George Harvey was a famous artist of the 19th century who has made significant contributions in the realm of art. Although he is revered for his landscapes, he had originally begun his character as a miniaturist.
Not much of his past is known except for the fact he had a career drawing miniatures in England before his arrival in the United States.
He did not offer many contributions in the first two years, during which he would wander in the remote parts of the country, hunting, and trapping.
He did not more than scrubbing mere prose and poetry and draw and sketch in Michigan, Ohio and various parts of Canada.
George Harvey Biography
George Harvey was born in the year 1800 and departed in 1878. He was working as a miniature painter in New York City by 1825
And had been elected as an associate to the National Academy of Design by 1828 and had moved to Boston.
George Harvey Artist
He had made the first of six trips to London by 1830 to improve his skills. George was modest about his accomplishments and a prolific and successful artist. When he had come back to 1832, his health was deteriorating due to overwork.
He had to give up miniature painting for some time. He had bought a tract of land and built a house at Hastings-on-Hudson at about 1834. From this time onwards, he put the focus on landscape painting. He became famous for his small-format atmospheric watercolors.
George Harvey Portraits and Landscape Exhibition
He had exhibited 213 works in 1844, that included 22 portraits as well as landscape miniatures at the Boston Athenaeum. Harvey had traveled a great deal and gathered a lot of experience that can be seen in his works.
He had a studio in the New York City in the 1840s. He had lived in Boston during the 1850s. By the 1870s, he was back in Brooklyn and New York City and stayed there until he permanently returned to England by 1873.

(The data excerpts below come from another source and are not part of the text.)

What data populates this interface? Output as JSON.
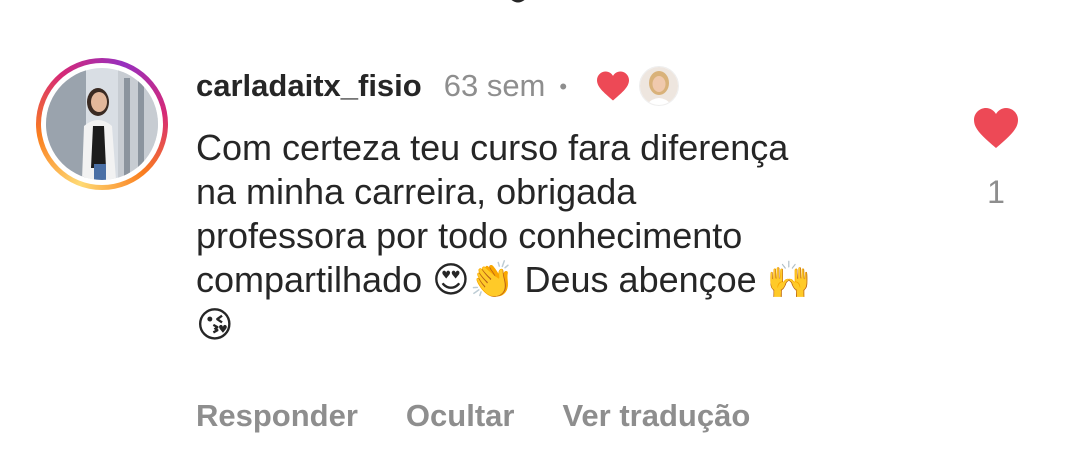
{
  "comment": {
    "username": "carladaitx_fisio",
    "time": "63 sem",
    "separator": "•",
    "text_line1": "Com certeza teu curso fara diferença",
    "text_line2": "na minha carreira, obrigada",
    "text_line3": "professora por todo conhecimento",
    "text_line4_a": "compartilhado ",
    "text_line4_b": "😍👏",
    "text_line4_c": " Deus abençoe ",
    "text_line4_d": "🙌",
    "text_line5": "😘",
    "liked_by_author": true,
    "like_count": "1",
    "like_color": "#ed4956"
  },
  "actions": {
    "reply": "Responder",
    "hide": "Ocultar",
    "translate": "Ver tradução"
  },
  "icons": {
    "comment_like": "heart-filled-icon",
    "author_like": "heart-filled-icon"
  },
  "colors": {
    "text": "#262626",
    "secondary": "#8e8e8e",
    "like": "#ed4956",
    "story_ring": [
      "#feda75",
      "#fa7e1e",
      "#d62976",
      "#962fbf"
    ]
  }
}
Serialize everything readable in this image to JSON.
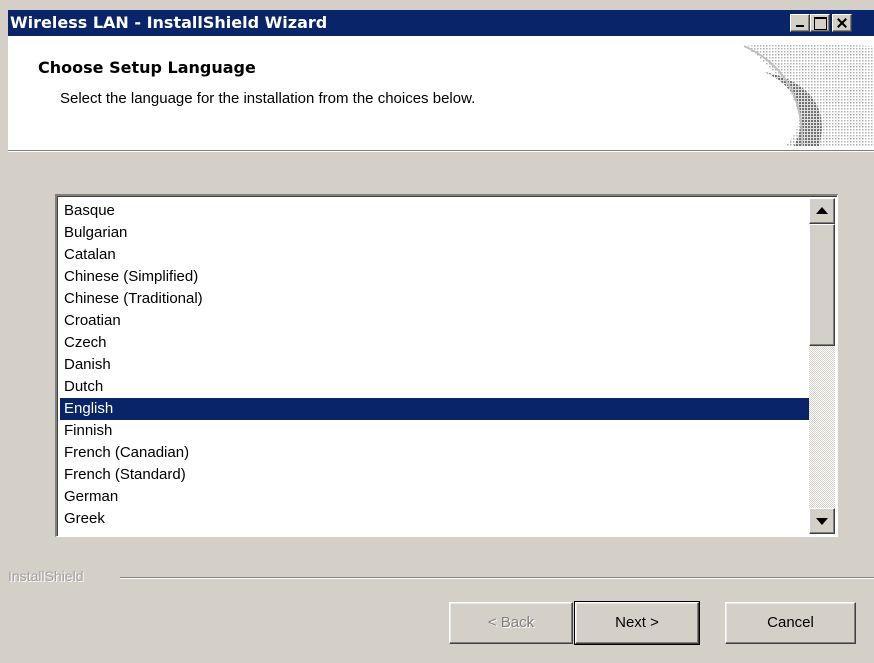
{
  "window": {
    "title": "Wireless LAN - InstallShield Wizard"
  },
  "header": {
    "title": "Choose Setup Language",
    "subtitle": "Select the language for the installation from the choices below."
  },
  "languages": {
    "items": [
      "Basque",
      "Bulgarian",
      "Catalan",
      "Chinese (Simplified)",
      "Chinese (Traditional)",
      "Croatian",
      "Czech",
      "Danish",
      "Dutch",
      "English",
      "Finnish",
      "French (Canadian)",
      "French (Standard)",
      "German",
      "Greek"
    ],
    "selected": "English"
  },
  "brand": {
    "label": "InstallShield"
  },
  "buttons": {
    "back": "< Back",
    "next": "Next >",
    "cancel": "Cancel"
  },
  "colors": {
    "titlebar": "#0a246a",
    "selection": "#0a246a",
    "face": "#d4d0c8"
  },
  "icons": {
    "minimize": "minimize-icon",
    "maximize": "maximize-icon",
    "close": "close-icon"
  }
}
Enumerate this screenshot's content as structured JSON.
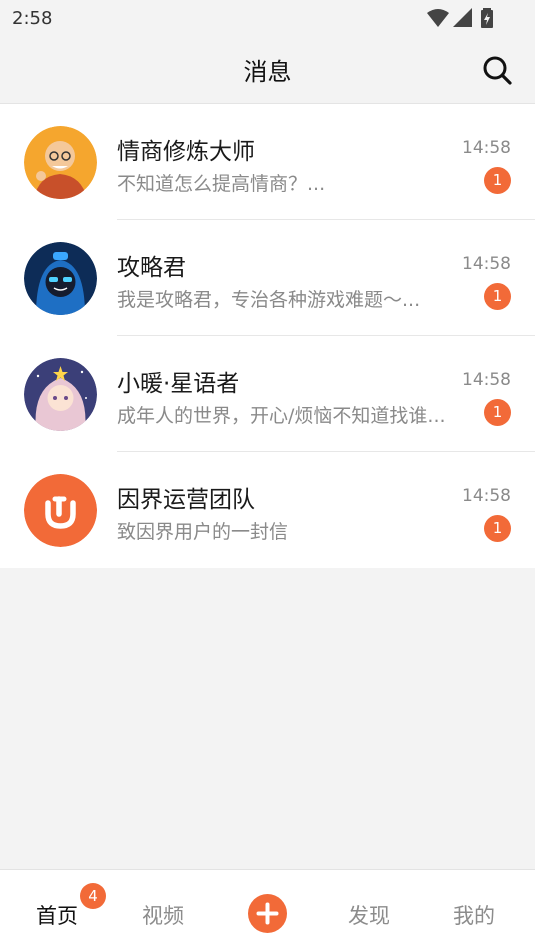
{
  "status_bar": {
    "time": "2:58",
    "icons": [
      "wifi-icon",
      "signal-icon",
      "battery-charging-icon"
    ]
  },
  "header": {
    "title": "消息",
    "search_icon": "search-icon"
  },
  "conversations": [
    {
      "name": "情商修炼大师",
      "time": "14:58",
      "preview": "不知道怎么提高情商？...",
      "unread": "1",
      "avatar": "monk-avatar"
    },
    {
      "name": "攻略君",
      "time": "14:58",
      "preview": "我是攻略君，专治各种游戏难题～...",
      "unread": "1",
      "avatar": "gamer-avatar"
    },
    {
      "name": "小暖·星语者",
      "time": "14:58",
      "preview": "成年人的世界，开心/烦恼不知道找谁...",
      "unread": "1",
      "avatar": "star-girl-avatar"
    },
    {
      "name": "因界运营团队",
      "time": "14:58",
      "preview": "致因界用户的一封信",
      "unread": "1",
      "avatar": "yinjie-logo-avatar"
    }
  ],
  "tabbar": {
    "items": [
      {
        "label": "首页",
        "badge": "4",
        "active": true
      },
      {
        "label": "视频"
      },
      {
        "label": "发现"
      },
      {
        "label": "我的"
      }
    ],
    "add_icon": "plus-icon"
  },
  "colors": {
    "accent": "#f26a38",
    "background": "#f3f3f3"
  }
}
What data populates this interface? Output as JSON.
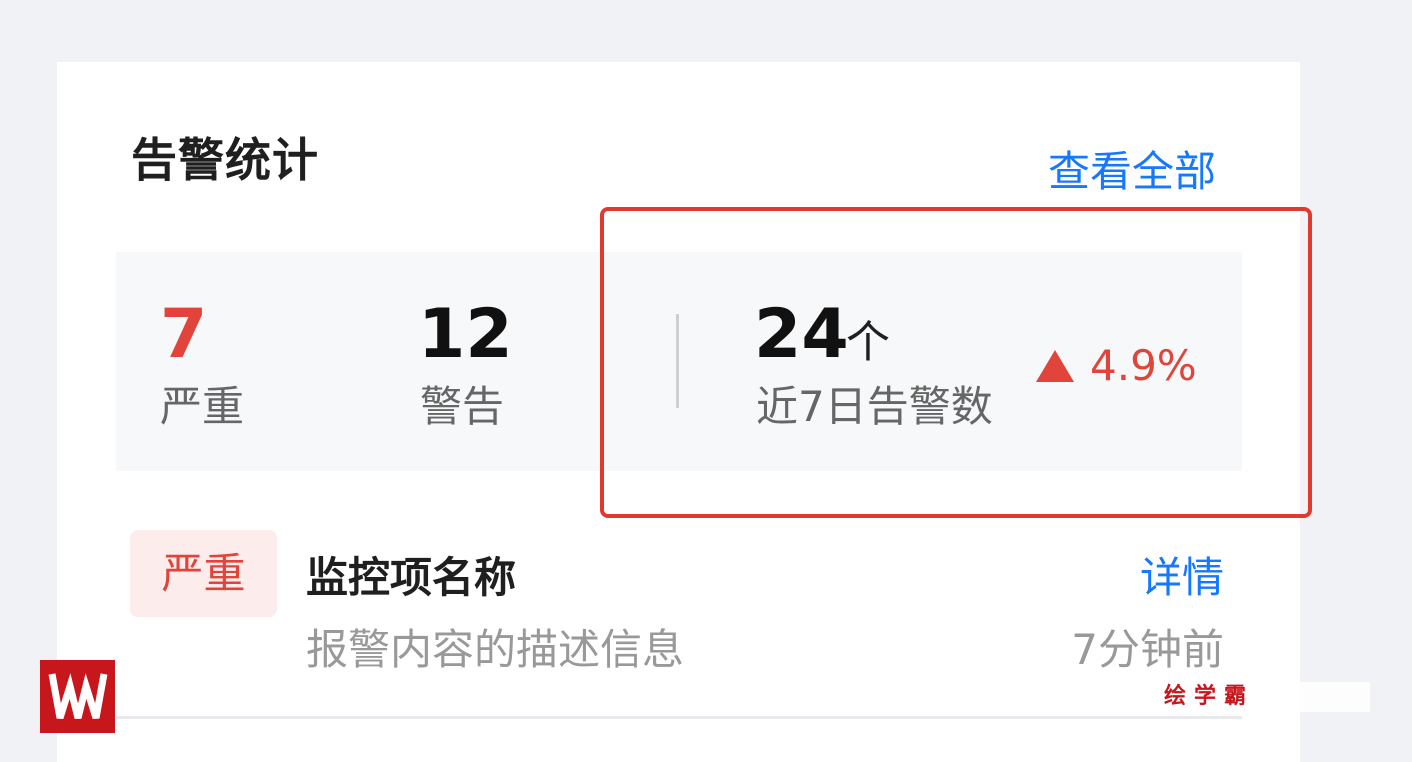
{
  "header": {
    "title": "告警统计",
    "view_all": "查看全部"
  },
  "stats": {
    "severe_count": "7",
    "severe_label": "严重",
    "warning_count": "12",
    "warning_label": "警告",
    "recent_count": "24",
    "recent_unit": "个",
    "recent_label": "近7日告警数",
    "trend_value": "4.9%",
    "trend_direction": "up",
    "trend_color": "#e0443a"
  },
  "alert": {
    "level_tag": "严重",
    "name": "监控项名称",
    "description": "报警内容的描述信息",
    "detail_link": "详情",
    "time": "7分钟前"
  },
  "watermark": {
    "brand": "绘学霸"
  },
  "colors": {
    "accent": "#1677ff",
    "danger": "#e0443a",
    "highlight_border": "#e03a2f"
  }
}
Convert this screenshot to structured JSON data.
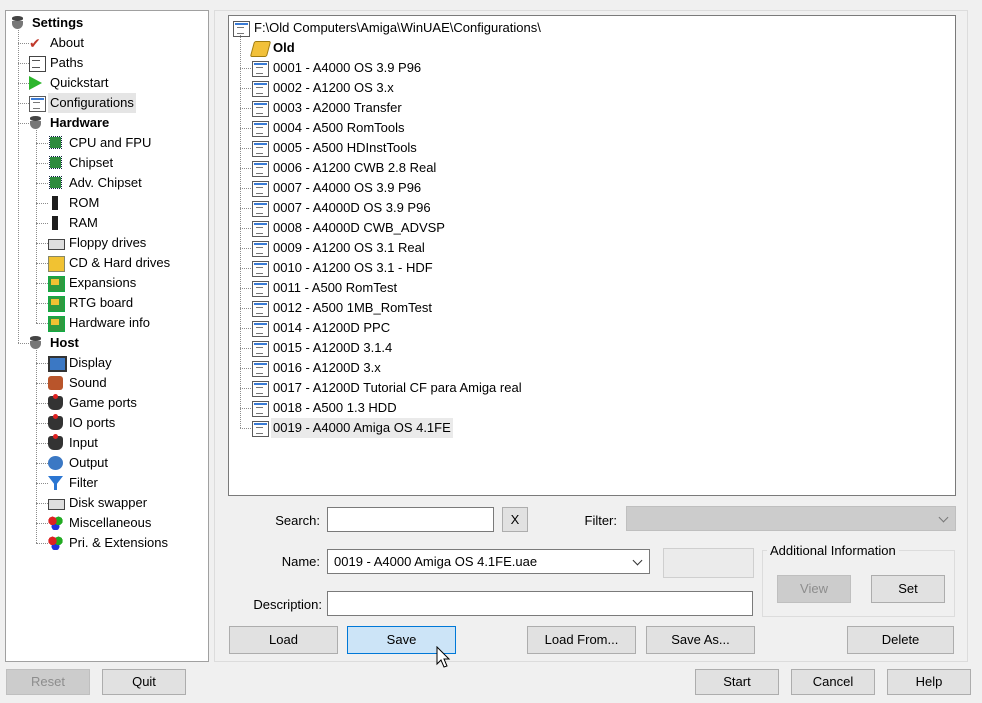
{
  "tree": {
    "items": [
      {
        "label": "Settings",
        "bold": true,
        "icon": "disk-icon"
      },
      {
        "label": "About",
        "icon": "checkmark-icon"
      },
      {
        "label": "Paths",
        "icon": "paths-icon"
      },
      {
        "label": "Quickstart",
        "icon": "play-icon"
      },
      {
        "label": "Configurations",
        "icon": "config-icon",
        "selected": true
      },
      {
        "label": "Hardware",
        "bold": true,
        "icon": "disk-icon"
      },
      {
        "label": "CPU and FPU",
        "icon": "chip-icon"
      },
      {
        "label": "Chipset",
        "icon": "chip-icon"
      },
      {
        "label": "Adv. Chipset",
        "icon": "chip-icon"
      },
      {
        "label": "ROM",
        "icon": "memory-icon"
      },
      {
        "label": "RAM",
        "icon": "memory-icon"
      },
      {
        "label": "Floppy drives",
        "icon": "floppy-drive-icon"
      },
      {
        "label": "CD & Hard drives",
        "icon": "cd-icon"
      },
      {
        "label": "Expansions",
        "icon": "expansion-card-icon"
      },
      {
        "label": "RTG board",
        "icon": "expansion-card-icon"
      },
      {
        "label": "Hardware info",
        "icon": "expansion-card-icon"
      },
      {
        "label": "Host",
        "bold": true,
        "icon": "disk-icon"
      },
      {
        "label": "Display",
        "icon": "monitor-icon"
      },
      {
        "label": "Sound",
        "icon": "speaker-icon"
      },
      {
        "label": "Game ports",
        "icon": "joystick-icon"
      },
      {
        "label": "IO ports",
        "icon": "io-icon"
      },
      {
        "label": "Input",
        "icon": "joystick-icon"
      },
      {
        "label": "Output",
        "icon": "output-icon"
      },
      {
        "label": "Filter",
        "icon": "filter-icon"
      },
      {
        "label": "Disk swapper",
        "icon": "floppy-drive-icon"
      },
      {
        "label": "Miscellaneous",
        "icon": "misc-icon"
      },
      {
        "label": "Pri. & Extensions",
        "icon": "misc-icon"
      }
    ]
  },
  "configs": {
    "root": "F:\\Old Computers\\Amiga\\WinUAE\\Configurations\\",
    "folder": "Old",
    "items": [
      "0001 - A4000 OS 3.9 P96",
      "0002 - A1200 OS 3.x",
      "0003 - A2000 Transfer",
      "0004 - A500 RomTools",
      "0005 - A500 HDInstTools",
      "0006 - A1200 CWB 2.8 Real",
      "0007 - A4000 OS 3.9 P96",
      "0007 - A4000D OS 3.9 P96",
      "0008 - A4000D CWB_ADVSP",
      "0009 - A1200 OS 3.1 Real",
      "0010 - A1200 OS 3.1 - HDF",
      "0011 - A500 RomTest",
      "0012 - A500 1MB_RomTest",
      "0014 - A1200D PPC",
      "0015 - A1200D 3.1.4",
      "0016 - A1200D 3.x",
      "0017 - A1200D Tutorial CF para Amiga real",
      "0018 - A500 1.3 HDD",
      "0019 - A4000 Amiga OS 4.1FE"
    ],
    "selected_index": 18
  },
  "form": {
    "search_label": "Search:",
    "search_value": "",
    "clear_label": "X",
    "filter_label": "Filter:",
    "filter_value": "",
    "name_label": "Name:",
    "name_value": "0019 - A4000 Amiga OS 4.1FE.uae",
    "description_label": "Description:",
    "description_value": "",
    "additional_info_label": "Additional Information",
    "view_label": "View",
    "set_label": "Set"
  },
  "actions": {
    "load": "Load",
    "save": "Save",
    "load_from": "Load From...",
    "save_as": "Save As...",
    "delete": "Delete"
  },
  "bottom": {
    "reset": "Reset",
    "quit": "Quit",
    "start": "Start",
    "cancel": "Cancel",
    "help": "Help"
  }
}
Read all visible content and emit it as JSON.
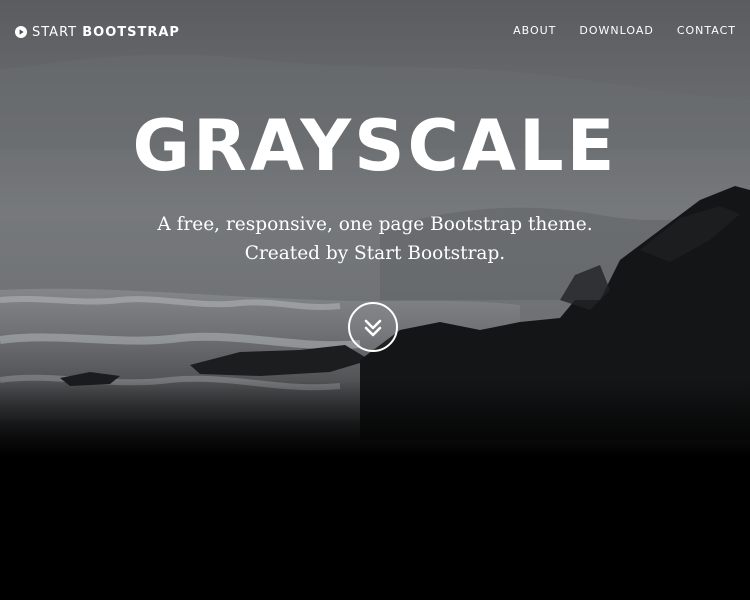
{
  "navbar": {
    "brand": {
      "icon": "play-circle-icon",
      "text_light": "START",
      "text_bold": "BOOTSTRAP"
    },
    "links": [
      {
        "label": "ABOUT"
      },
      {
        "label": "DOWNLOAD"
      },
      {
        "label": "CONTACT"
      }
    ]
  },
  "hero": {
    "title": "GRAYSCALE",
    "subtitle_line1": "A free, responsive, one page Bootstrap theme.",
    "subtitle_line2": "Created by Start Bootstrap.",
    "scroll_button_icon": "double-chevron-down-icon"
  },
  "colors": {
    "text": "#ffffff",
    "background": "#000000"
  }
}
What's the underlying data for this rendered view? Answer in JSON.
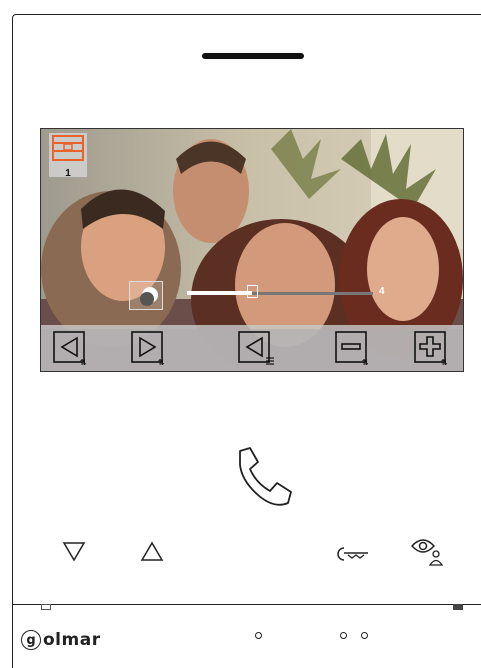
{
  "screen": {
    "camera_number": "1",
    "brightness_level": "4",
    "brightness_fraction": 0.35
  },
  "toolbar": {
    "buttons": [
      "prev-adjust",
      "next-adjust",
      "back-menu",
      "decrease",
      "increase"
    ]
  },
  "colors": {
    "camera_badge_orange": "#e8622c",
    "toolbar_bg": "#c8c8c8",
    "outline": "#222222"
  },
  "brand": {
    "logo_letter": "g",
    "logo_text": "olmar"
  },
  "icons": {
    "call": "phone-icon",
    "down": "triangle-down-icon",
    "up": "triangle-up-icon",
    "door": "key-icon",
    "monitor": "eye-user-icon"
  }
}
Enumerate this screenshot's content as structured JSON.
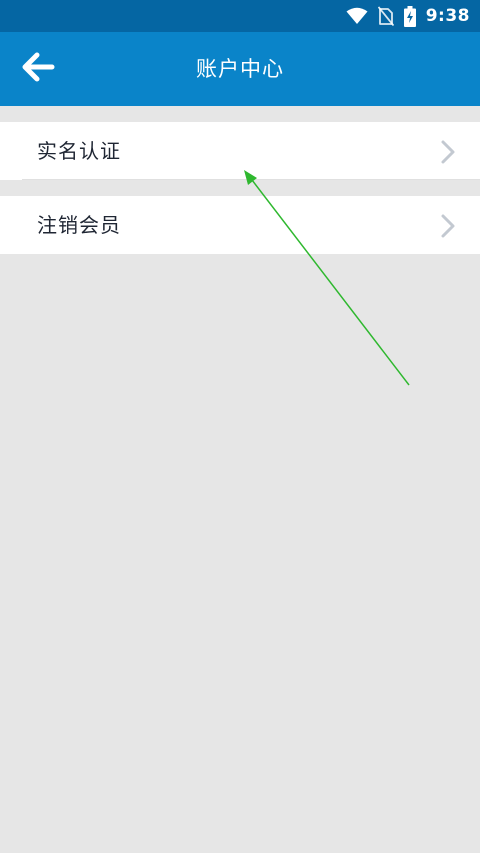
{
  "status_bar": {
    "time": "9:38",
    "icons": [
      "wifi-icon",
      "no-sim-icon",
      "battery-charging-icon"
    ]
  },
  "header": {
    "back_icon": "arrow-left-icon",
    "title": "账户中心",
    "background": "#0a84c9"
  },
  "menu": {
    "items": [
      {
        "label": "实名认证",
        "icon": "chevron-right-icon"
      },
      {
        "label": "注销会员",
        "icon": "chevron-right-icon"
      }
    ]
  },
  "annotation": {
    "type": "arrow",
    "color": "#2fb82f"
  }
}
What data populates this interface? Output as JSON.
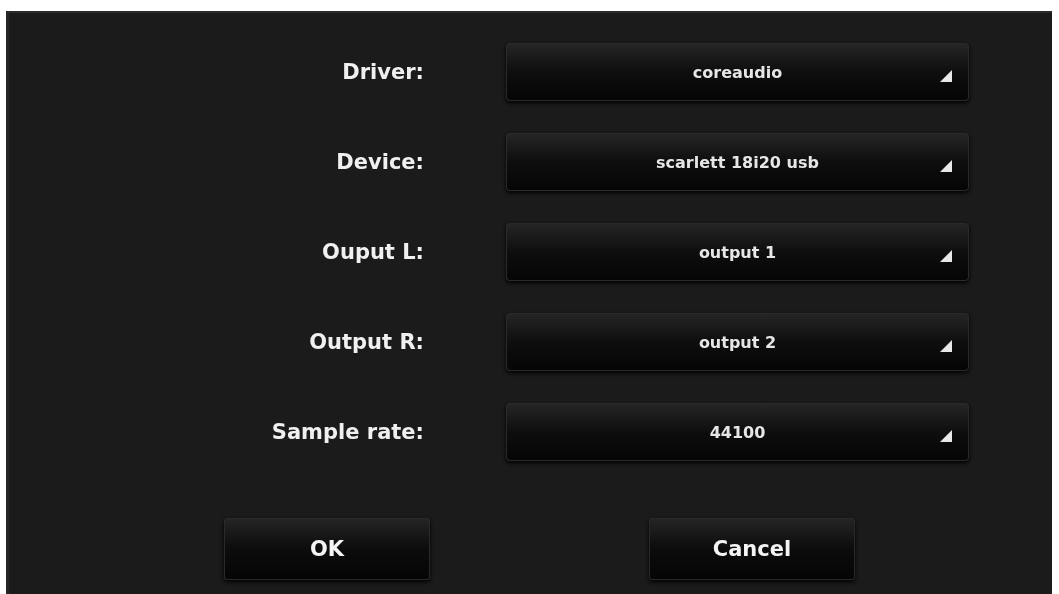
{
  "settings": [
    {
      "label": "Driver:",
      "value": "coreaudio"
    },
    {
      "label": "Device:",
      "value": "scarlett 18i20 usb"
    },
    {
      "label": "Ouput L:",
      "value": "output 1"
    },
    {
      "label": "Output R:",
      "value": "output 2"
    },
    {
      "label": "Sample rate:",
      "value": "44100"
    }
  ],
  "buttons": [
    "OK",
    "Cancel"
  ]
}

The Career of George Harvey
George Harvey was born in England and he had come to America in 1820 in order to seek fortune. He had been a skilled painter of portrait miniatures and the delicate watercolor landscapes. Due to his success, he had been elected to the National Academy of design. He was an entrepreneur in addition to an artist.
He had planned to create and market an elaborate album, containing engravings of significant American landscapes. He had been intrigued by the magnificent atmospheric effects of the climate in America, which had been significantly different from those in England.
He had been recording the impressions in a series of watercolor paintings and sketches. Harvey had published his portfolio Atmospheric Landscapes in 1841 that had engravings from William J. Bennett as well.
George Harvey Arts
Four of the engravings were collectively titled the ‘Scenes of the Primitive Forest of America at the Four Periods of the Year’ and had been issued as aquatints in 1841 under the patronage of Queen Victoria. But the portfolio had been too expensive and only 250 copies were ever sold.
This had led to the discontinuation of the project. Harvey had even transcribed many of the impressions on glass lantern slides so that American extraordinary landscapes could be introduced to the English audiences for lectures.
He had continued his travels between England and America. George Harvey, however, made his home along the river Hudson, near his friend Washington Irving.
The Theme of George Harvey’s Paintings
Harvey’s paintings were amazing. One would easily get lost in the beauty following the gentle diagonal curve of the Erie Canal that would lead the viewer’s eye along the towpath.
The eyes would wander past the packet boat and settle in the distant villages of Pittsford, New York, outside the city of Rochester.
The painting is so serene that the buildings and the man-made waterway and towpath do not seem to disturb the landforms. The stillness of the water would reflect the details of the sky, the trees, and the packet boat.
George Harvey’s keen interest in the varying effects of the atmospheric conditions on American landscapes during the different times of day can be surmised from the painting.
The clouds would fill the top of the painting and it would be reflected in the water below. Harvey had shared this feeling with many fellow artists at the Hudson River School. is works are revered throughout the globe even to this day.